At its heart, Bayesian inference is the process of updating our beliefs about a set of latent parameters $\theta$ given some observed data $x$. According to Bayes' Theorem, the posterior distribution $p(\theta|x)$ is proportional to the product of the likelihood $p(x|\theta)$ and the prior $p(\theta)$. However, in complex models—especially deep neural networks—the marginal likelihood $p(x) = \\∈t p(x|\theta)p(\theta) d\theta$, known as the evidence, is often computationally intractable because the integral must be solved over a high-dimensional parameter space.
To circumvent this intractability, we employ Variational Inference (VI). Instead of computing the exact posterior $p(\theta|x)$, we introduce a simpler, parameterized distribution $q_{\phi}(\theta)$ (the variational distribution) and attempt to make it as similar as possible to the true posterior. The gold standard for measuring the similarity between two distributions is the Kullback-Leibler (KL) divergence. Our goal is to minimize $KL(q_{\phi}(\theta) || p(\theta|x))$, which effectively turns an inference problem into an optimization problem.
The challenge is that the KL divergence between $q$ and $p$ involves the term $\log p(\theta|x)$, which contains the intractable evidence $p(x)$. By rearranging the terms of the KL divergence, we derive the Evidence Lower Bound, or ELBO. Mathematically, the relationship is expressed as: $\log p(x) = ELBO(\phi) + KL(q_{\phi}(\theta) || p(\theta|x))$. Since the KL divergence is always non-negative, the ELBO serves as a lower bound on the log-likelihood of the data: $\log p(x) \\≥ ELBO(\phi)$.

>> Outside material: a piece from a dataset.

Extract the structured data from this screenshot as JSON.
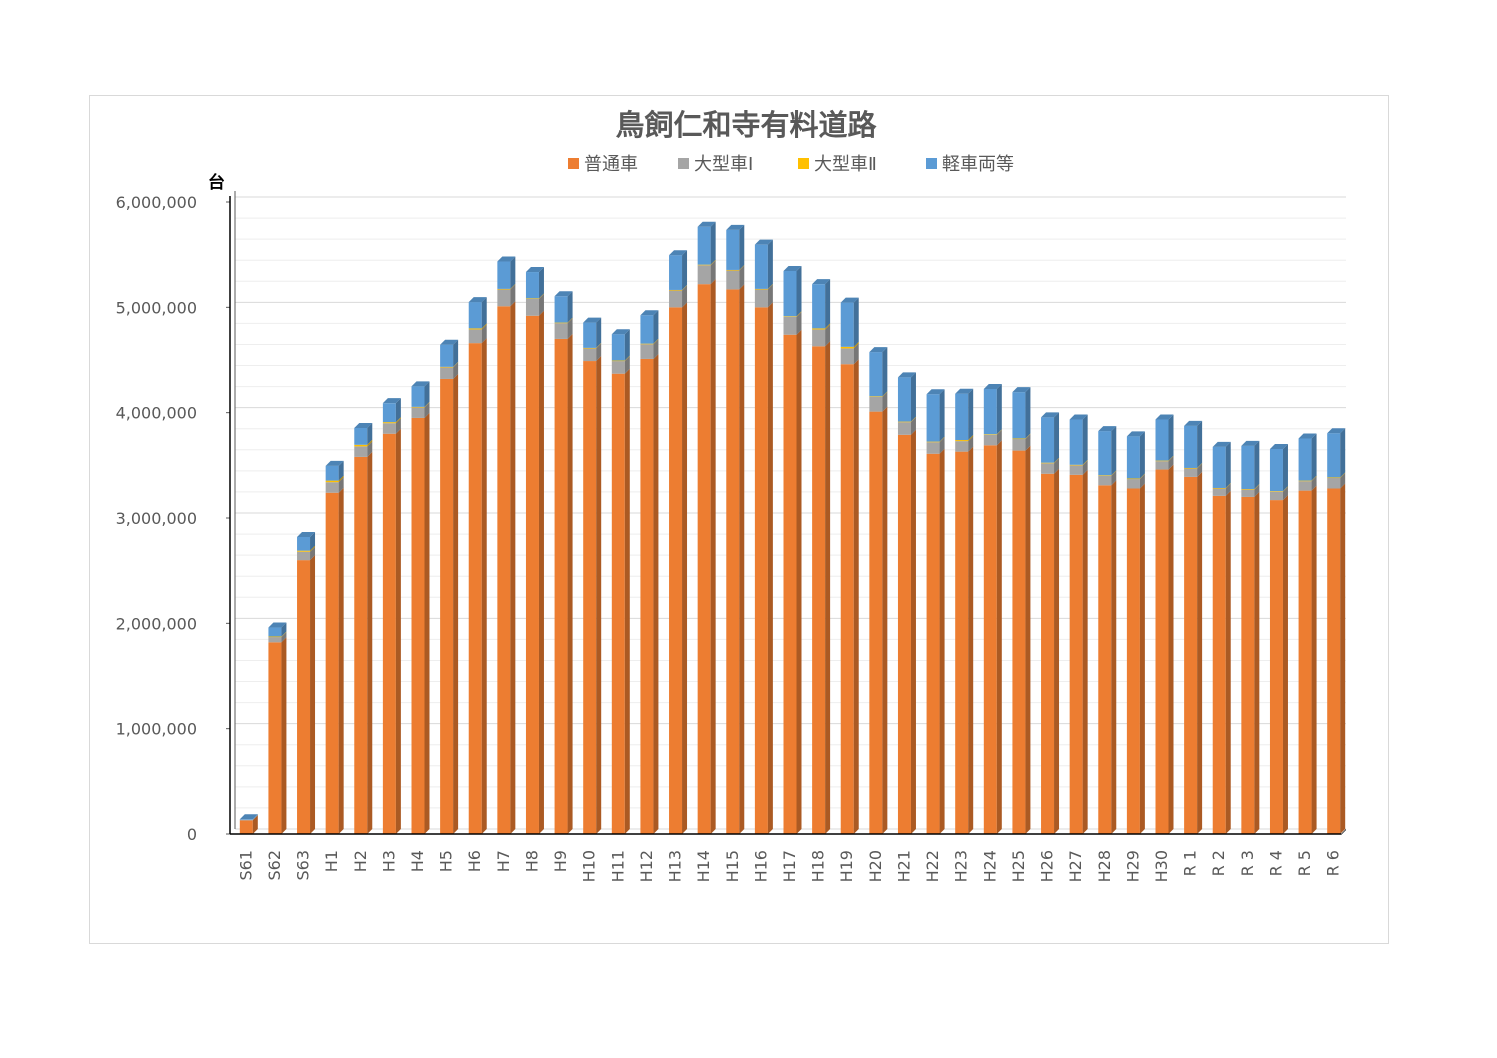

The ELBO can be decomposed into two intuitive components: the expected log-likelihood and the KL divergence from the prior. The objective function is written as: $$ELBO(\phi) = E_{q_{\phi}(\theta)}[\log p(x|\theta)] - KL(q_{\phi}(\theta) || p(\theta))$$ The first term represents the 'reconstruction' quality—how well the latent variables explain the data—while the second term acts as a 'regularizer,' forcing the variational distribution to remain close to the prior $p(\theta)$, typically a standard Gaussian $\mathcal{N}(0, I)$.
Variational Autoencoders (VAEs) operationalize this framework using neural networks. The encoder network acts as the variational distribution $q_{\phi}(z|x)$, mapping input $x$ to the parameters of a distribution (usually mean $\mu$ and variance $\sigma^2$). The decoder network represents the likelihood $p(x|z)$, reconstructing the data from a sampled latent vector $z$. To allow backpropagation through the stochastic sampling process $z \sim q_{\phi}(z|x)$, we use the 'reparameterization trick,' expressing $z$ as $z = \mu + \sigma \odot \epsilon$, where $\epsilon \sim \mathcal{N}(0, I)$.

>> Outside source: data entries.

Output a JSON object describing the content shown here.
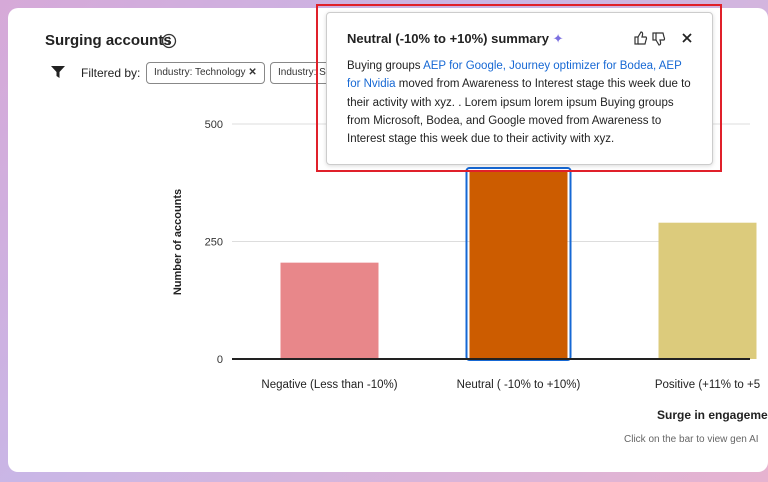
{
  "card": {
    "title": "Surging accounts",
    "filter_label": "Filtered by:",
    "filters": [
      "Industry: Technology",
      "Industry: Se"
    ]
  },
  "chart_data": {
    "type": "bar",
    "categories": [
      "Negative (Less than -10%)",
      "Neutral ( -10% to +10%)",
      "Positive (+11% to +5"
    ],
    "values": [
      205,
      400,
      290
    ],
    "colors": [
      "#e8878a",
      "#cc5c00",
      "#dccb7c"
    ],
    "selected": 1,
    "ylim": [
      0,
      500
    ],
    "yticks": [
      0,
      250,
      500
    ],
    "grid": true,
    "y_label": "Number of accounts",
    "x_label": "Surge in engageme"
  },
  "footer_note": "Click on the bar to view gen AI",
  "popover": {
    "title": "Neutral (-10% to +10%) summary",
    "body": {
      "lead": "Buying groups ",
      "link": "AEP for Google, Journey optimizer for Bodea, AEP for Nvidia",
      "rest": " moved from Awareness to Interest stage this week due to their activity with xyz. . Lorem ipsum lorem ipsum Buying groups from Microsoft, Bodea, and Google moved from Awareness to Interest stage this week due to their activity with xyz."
    }
  }
}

By maximizing the ELBO, the VAE learns a latent space that is both continuous and structured. The reconstruction term pushes the model to preserve information, while the KL term prevents the model from assigning a unique, point-like code to every input, which would lead to overfitting. This balance allows the VAE to generate new, realistic data by sampling $z$ from the prior and passing it through the decoder, effectively performing generative modeling via approximate Bayesian inference.